Clubfoot distinctly affects three joints of the foot, the ankle joint, subtalar joint, and talonavicular joint, all of which link to a large bone in the ankle called the ‘talus’, from which clubfoot conditions have earned the name ‘talipes’.

The condition can make it extremely difficult to walk because the foot is deformed in such a way that it skews sharply inwards. The ankle joint doesn’t have its normal range of movement, and ultimately gait becomes severely impaired. Without treatment, clubfoot can affect a child’s mobility for the rest of their life.

Treating Clubfoot

There are a number of approaches to treating clubfoot, some surgical, and some non-surgical. Podiatry is closely involved in both the treatment and recovery aspect of clubfoot, as even after the deformity has been treated particular needs to be taken to preserve the foot and ensure its recovery. Treatment is absolutely essential from birth to prevent clubfoot from developing into a serious disability.

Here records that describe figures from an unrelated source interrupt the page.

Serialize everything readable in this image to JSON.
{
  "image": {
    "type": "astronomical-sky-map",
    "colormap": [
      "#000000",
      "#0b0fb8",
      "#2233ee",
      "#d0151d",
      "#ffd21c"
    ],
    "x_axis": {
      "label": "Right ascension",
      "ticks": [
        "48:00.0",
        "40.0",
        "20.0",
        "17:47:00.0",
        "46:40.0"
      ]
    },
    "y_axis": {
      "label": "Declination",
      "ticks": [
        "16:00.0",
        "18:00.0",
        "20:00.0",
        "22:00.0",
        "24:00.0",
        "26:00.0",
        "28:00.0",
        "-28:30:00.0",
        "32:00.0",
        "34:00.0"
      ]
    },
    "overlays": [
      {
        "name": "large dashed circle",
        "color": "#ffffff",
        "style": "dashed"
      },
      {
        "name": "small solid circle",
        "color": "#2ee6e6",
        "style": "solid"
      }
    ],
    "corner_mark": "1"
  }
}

Physiotherapists and podiatrists will usually work together to address clubfoot, the former being responsible for manipulations and exercises that strengthen support muscles and stretch the various tendons and ligaments involved in the joint. Some podiatrists with appropriate training can help in this regard.

On top of manipulations orthotics and braces are needed to realign the foot and deformed ankle joint. Orthoses are supporting footwear that correct deformities of the foot and allow for a normal, healthy walk. Where clubfoot is concerned, orthotics can include casts, custom foot orthoses, or knee ankle foot orthoses. Which orthotic method is best suited for a child will depend on their foot, and each child with clubfoot will need to be carefully assessed to determine which method of realignment would work best.

To complement these methods two minor procedures can sometimes be performed, these include a tenotomy and anterior tibial tendon transfer. Both methods aim to relieve the pressure that clubfoot can exert on important structures in the ankle. A tenotomy is used in about 8 out of 10 cases and releases tension from the large tendon running down the back of the foot (Achilles tendon). An anterior tibial tendon transfer effectively moves a long tendon from the first to the third toe, relieving tension which forces the foot inwards. Podiatrists with the appropriate post-graduate qualifications in foot surgery can perform these surgeries, or alternatively a medical surgeon can be arranged to perform them. 

Major surgical treatment is only occasionally used where other methods have failed to correct clubfoot. If surgery is necessary, then it is arranged between 9-12 months after birth, but even after surgery physiotherapy and podiatry are still needed to aid in recovery. Where possible surgery is avoided because of the risk of scarring within the foot, this can cause a number of problems as a child grows older which can affect growth and function.

The modern management of clubfeet is extremely effective, and a number of famous people, including famous athletes, have suffered from the condition, including England footballer Steven Gerard.